Research within the School of Health and Rehabilitation Sciences covers a broad range of investigations in each of the constituent disciplines - Audiology, Occupational Therapy, Physiotherapy, and Speech Pathology, as well as interdisciplinary projects involving researchers across the school, and with colleagues within other University faculties. All divisions have an internationally recognised research profile.
Audiology staff conduct cutting edge research in the areas of:
- Rehabilitation of older people with hearing impairment
- Neonatal hearing testing
- Amplification use in young adults with profound hearing impairment
- Central auditory processing (CAP) and central auditory processing disorder (CAPD)
- Communication in residential aged care facilities
- Anticancer drugs in children, effects on hearing
- The diagnosis and management of acoustic neuromas.
In Occupational Therapy research is broadly grouped into the areas of:
- Children's skill acquisition
- Stroke outcomes and caregiver burden
- Work assessment and research
- Experience of disability and service delivery evaluation
- Curriculum/professional pedagogy
- Evidence based practice.
International collaboration with colleagues in Canada, Israel, The United Kingdom, The United States, New Zealand continues to expand.
Physiotherapy has a number of internationally recognised research units including:
- The Human Neuroscience Research Unit
- The Cervical Spine and Whiplash Research Unit
- The Musculoskeletal Pain and Injury Research Unit
- The Joint Stability Research Unit
- The Paediatric Physiotherapy Research Unit
- The Geriatric and Neurology Research Unit.
The core research areas are motor control, pain, prevention and rehabilitation of movement and musculoskeletal dysfunction.

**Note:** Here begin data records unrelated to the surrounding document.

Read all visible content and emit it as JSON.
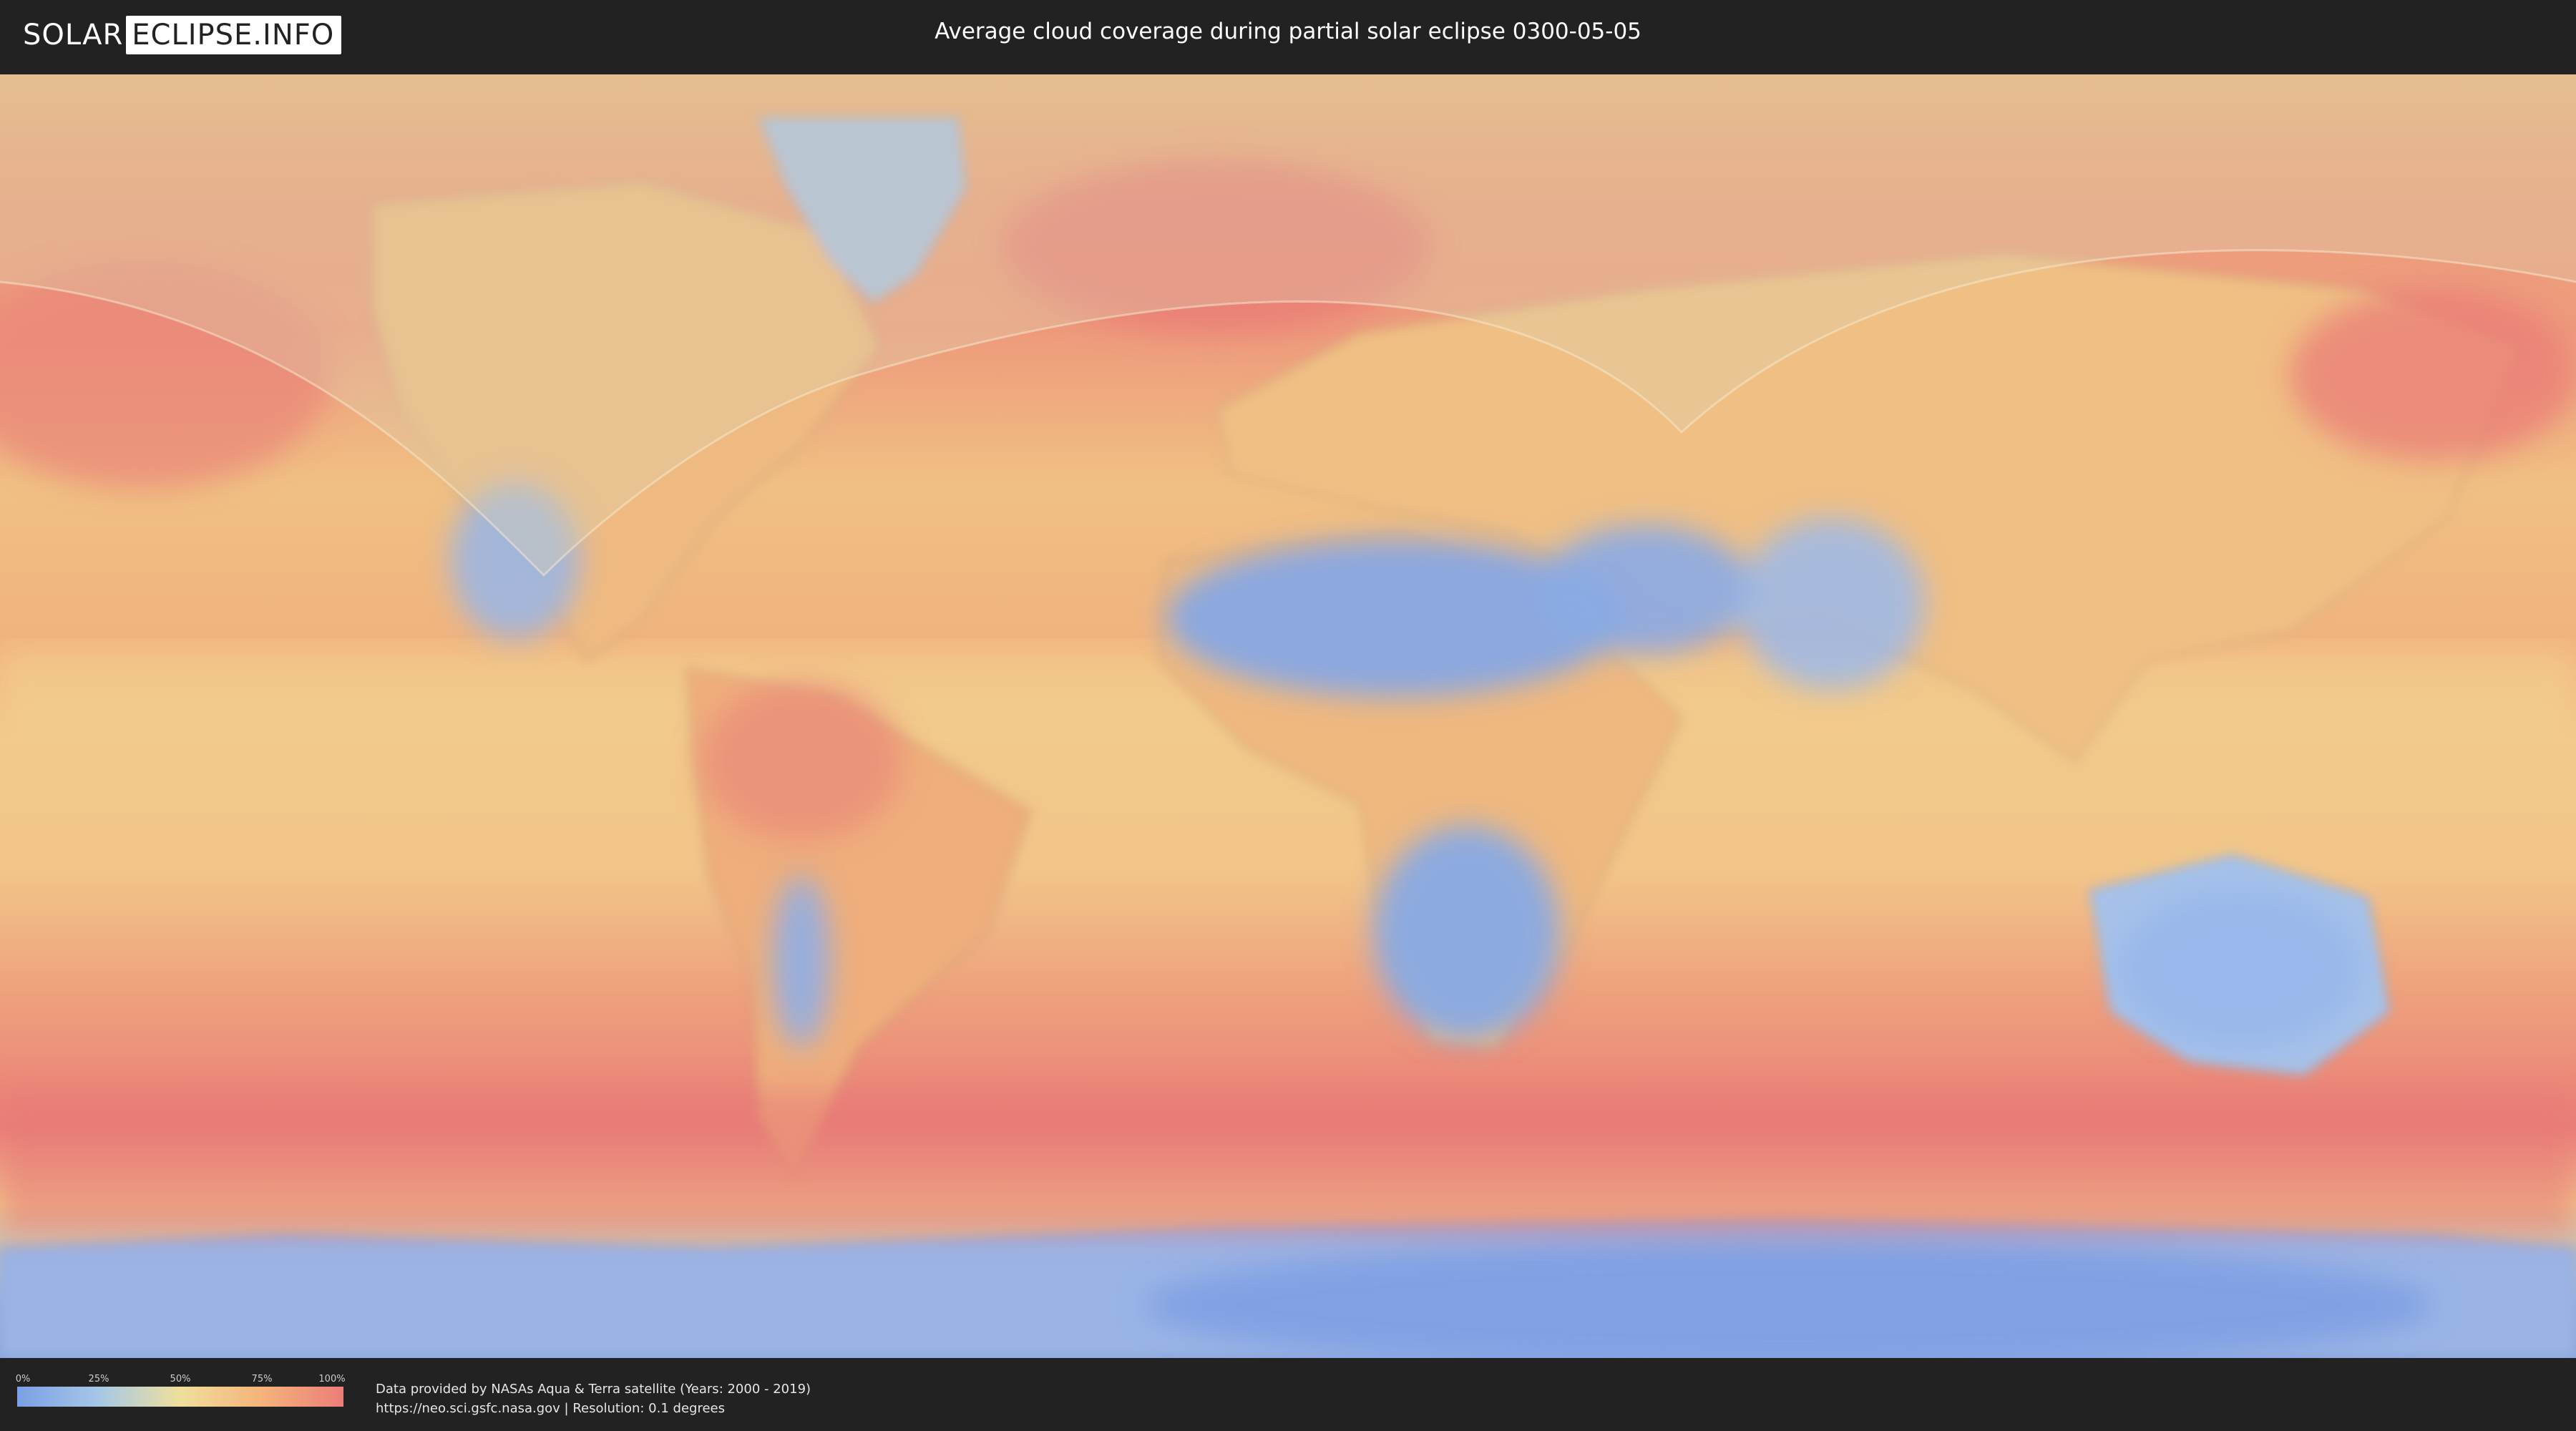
{
  "logo": {
    "part1": "SOLAR",
    "part2": "ECLIPSE.INFO"
  },
  "title": "Average cloud coverage during partial solar eclipse 0300-05-05",
  "legend": {
    "ticks": [
      "0%",
      "25%",
      "50%",
      "75%",
      "100%"
    ],
    "colors": [
      "#7aa0e6",
      "#a6c7e8",
      "#f0df9c",
      "#f4b37a",
      "#ec7d79"
    ]
  },
  "credits": {
    "line1": "Data provided by NASAs Aqua & Terra satellite (Years: 2000 - 2019)",
    "line2": "https://neo.sci.gsfc.nasa.gov | Resolution: 0.1 degrees"
  },
  "map": {
    "eclipse_overlay": "partial eclipse visibility zone (northern hemisphere, shaded)"
  }
}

Speech Pathology promotes international collaborations and conducts world class research. In addition to research in paediatrics, the Division administers two Category 1 Research Centres and co-administers one Category 2 Research Centre. The Category 1 Research Centres are the Motor Speech Research Unit and the Communication Disability in Ageing Research Unit, and the Category 2 Centre for Research in Language Processing and Linguistics.
One of the core strengths of the School of Health and Rehabilitation Sciences is its ability to integrate the collective clinical and research skills and expertise of academic staff and postgraduate students within the four primary health and rehabilitation professions of audiology, occupational therapy, physiotherapy, and speech pathology.

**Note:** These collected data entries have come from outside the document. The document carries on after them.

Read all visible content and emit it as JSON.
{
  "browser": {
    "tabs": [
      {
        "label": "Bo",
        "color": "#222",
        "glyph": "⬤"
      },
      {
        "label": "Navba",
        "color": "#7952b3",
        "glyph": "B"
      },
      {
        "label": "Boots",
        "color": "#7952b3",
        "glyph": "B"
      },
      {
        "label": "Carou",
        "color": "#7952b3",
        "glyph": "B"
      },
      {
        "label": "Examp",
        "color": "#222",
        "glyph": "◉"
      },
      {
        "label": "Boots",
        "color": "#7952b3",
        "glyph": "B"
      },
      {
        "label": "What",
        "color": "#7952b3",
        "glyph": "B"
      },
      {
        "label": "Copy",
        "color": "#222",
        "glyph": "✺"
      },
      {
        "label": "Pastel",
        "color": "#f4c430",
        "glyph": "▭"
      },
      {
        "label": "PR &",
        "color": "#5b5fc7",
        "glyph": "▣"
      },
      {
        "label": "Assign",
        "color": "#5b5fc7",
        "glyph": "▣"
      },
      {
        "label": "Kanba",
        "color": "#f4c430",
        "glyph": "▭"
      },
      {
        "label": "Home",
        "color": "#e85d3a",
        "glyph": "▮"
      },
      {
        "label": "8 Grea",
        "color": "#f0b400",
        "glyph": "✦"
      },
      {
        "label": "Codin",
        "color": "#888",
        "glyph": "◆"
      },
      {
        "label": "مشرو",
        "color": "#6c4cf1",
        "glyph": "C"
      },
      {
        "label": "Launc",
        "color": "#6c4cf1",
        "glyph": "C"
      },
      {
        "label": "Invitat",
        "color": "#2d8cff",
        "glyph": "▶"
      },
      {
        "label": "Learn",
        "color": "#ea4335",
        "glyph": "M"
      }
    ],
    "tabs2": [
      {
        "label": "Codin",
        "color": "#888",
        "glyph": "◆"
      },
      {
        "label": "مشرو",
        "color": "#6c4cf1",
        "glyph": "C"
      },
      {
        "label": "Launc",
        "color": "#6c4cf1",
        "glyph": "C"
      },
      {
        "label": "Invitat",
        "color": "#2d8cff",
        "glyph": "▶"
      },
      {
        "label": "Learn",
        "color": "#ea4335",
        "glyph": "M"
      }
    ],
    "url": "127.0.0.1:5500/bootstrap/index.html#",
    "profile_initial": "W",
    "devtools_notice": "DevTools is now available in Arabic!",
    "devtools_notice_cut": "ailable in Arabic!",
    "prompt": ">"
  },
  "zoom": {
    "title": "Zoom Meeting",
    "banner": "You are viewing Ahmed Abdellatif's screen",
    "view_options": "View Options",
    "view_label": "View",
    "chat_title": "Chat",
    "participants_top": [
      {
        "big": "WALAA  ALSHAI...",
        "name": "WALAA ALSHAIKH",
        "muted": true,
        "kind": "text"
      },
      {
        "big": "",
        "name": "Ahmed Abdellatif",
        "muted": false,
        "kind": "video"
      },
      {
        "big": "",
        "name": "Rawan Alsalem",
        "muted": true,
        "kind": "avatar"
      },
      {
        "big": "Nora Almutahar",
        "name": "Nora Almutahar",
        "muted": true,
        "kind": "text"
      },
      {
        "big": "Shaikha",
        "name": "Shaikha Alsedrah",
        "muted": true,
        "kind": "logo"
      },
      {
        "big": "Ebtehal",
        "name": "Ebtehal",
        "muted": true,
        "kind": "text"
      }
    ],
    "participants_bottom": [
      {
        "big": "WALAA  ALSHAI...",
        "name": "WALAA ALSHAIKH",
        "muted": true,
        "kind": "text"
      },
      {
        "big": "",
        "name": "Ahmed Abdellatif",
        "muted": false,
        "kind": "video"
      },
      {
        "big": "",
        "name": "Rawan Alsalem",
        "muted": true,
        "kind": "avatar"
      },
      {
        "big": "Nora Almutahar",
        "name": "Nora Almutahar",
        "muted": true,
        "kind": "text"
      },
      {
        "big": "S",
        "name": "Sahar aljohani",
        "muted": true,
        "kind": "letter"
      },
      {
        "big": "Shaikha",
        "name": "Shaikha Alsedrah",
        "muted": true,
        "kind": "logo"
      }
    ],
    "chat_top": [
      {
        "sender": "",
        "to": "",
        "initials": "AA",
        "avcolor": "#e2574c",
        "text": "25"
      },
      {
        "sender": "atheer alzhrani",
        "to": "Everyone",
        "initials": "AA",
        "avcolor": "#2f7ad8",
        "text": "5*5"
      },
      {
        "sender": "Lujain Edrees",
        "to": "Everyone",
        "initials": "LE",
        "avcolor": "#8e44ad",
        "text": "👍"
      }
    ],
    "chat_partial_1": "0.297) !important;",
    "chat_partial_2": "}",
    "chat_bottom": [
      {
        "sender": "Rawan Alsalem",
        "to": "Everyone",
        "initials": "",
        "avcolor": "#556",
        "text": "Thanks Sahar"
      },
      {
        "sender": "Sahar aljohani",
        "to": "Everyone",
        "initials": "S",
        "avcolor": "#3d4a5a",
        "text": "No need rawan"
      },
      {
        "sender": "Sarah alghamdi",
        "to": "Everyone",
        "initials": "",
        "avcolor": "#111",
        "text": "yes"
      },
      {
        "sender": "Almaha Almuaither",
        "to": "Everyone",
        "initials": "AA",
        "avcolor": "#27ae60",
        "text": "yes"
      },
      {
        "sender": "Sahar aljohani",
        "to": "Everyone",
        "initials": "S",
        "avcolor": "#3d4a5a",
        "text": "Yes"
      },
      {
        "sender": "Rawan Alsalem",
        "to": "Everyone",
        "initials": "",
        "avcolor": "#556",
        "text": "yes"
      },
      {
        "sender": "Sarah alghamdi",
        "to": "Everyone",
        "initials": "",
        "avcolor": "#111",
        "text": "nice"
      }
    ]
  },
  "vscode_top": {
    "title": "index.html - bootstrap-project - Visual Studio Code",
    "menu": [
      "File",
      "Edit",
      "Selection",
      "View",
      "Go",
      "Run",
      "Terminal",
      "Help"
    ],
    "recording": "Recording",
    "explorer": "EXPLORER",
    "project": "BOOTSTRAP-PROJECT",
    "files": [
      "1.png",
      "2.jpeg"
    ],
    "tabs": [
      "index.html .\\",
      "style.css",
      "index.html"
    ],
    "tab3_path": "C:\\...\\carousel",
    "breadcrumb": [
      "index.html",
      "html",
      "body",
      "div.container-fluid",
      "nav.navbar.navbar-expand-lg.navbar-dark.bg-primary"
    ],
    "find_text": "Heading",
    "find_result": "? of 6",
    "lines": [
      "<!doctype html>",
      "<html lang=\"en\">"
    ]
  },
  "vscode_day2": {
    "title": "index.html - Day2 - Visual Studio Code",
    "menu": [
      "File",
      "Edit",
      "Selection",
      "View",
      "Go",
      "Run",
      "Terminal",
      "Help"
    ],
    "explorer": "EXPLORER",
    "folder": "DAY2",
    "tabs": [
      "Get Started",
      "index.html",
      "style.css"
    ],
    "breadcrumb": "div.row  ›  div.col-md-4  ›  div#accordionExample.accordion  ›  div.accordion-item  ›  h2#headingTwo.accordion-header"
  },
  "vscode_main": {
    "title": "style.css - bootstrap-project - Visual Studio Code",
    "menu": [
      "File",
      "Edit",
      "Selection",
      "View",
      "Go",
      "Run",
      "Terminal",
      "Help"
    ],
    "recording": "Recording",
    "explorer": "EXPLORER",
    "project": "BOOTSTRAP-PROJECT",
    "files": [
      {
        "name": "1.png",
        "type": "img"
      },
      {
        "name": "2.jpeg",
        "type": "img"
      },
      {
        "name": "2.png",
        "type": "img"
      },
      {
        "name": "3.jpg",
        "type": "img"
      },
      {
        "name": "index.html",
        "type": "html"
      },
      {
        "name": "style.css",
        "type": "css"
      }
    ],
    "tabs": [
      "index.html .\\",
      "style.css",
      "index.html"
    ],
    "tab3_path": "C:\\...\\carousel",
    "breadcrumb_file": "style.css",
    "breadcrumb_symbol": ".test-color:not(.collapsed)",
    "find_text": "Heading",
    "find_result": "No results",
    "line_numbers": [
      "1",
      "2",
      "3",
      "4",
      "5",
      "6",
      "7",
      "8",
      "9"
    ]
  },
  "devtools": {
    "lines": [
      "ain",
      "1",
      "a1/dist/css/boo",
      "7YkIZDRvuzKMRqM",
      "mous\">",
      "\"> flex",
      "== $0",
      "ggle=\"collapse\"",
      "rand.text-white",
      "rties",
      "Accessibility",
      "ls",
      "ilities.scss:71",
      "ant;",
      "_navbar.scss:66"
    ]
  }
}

The School also offers an extensive range of academic programs at undergraduate and postgraduate levels. A recent new development has been the introduction of Graduate Entry Masters programs in the disciplines of audiology, occupational therapy, physiotherapy and speech pathology providing an alternative entry point to these professions for students who possess a previous degree.
Several clinics are administered within the school and, in addition to offering a quality service to the community, they provide students with experience in the clinical aspects of their degrees and provide opportunities for specialised teaching and research.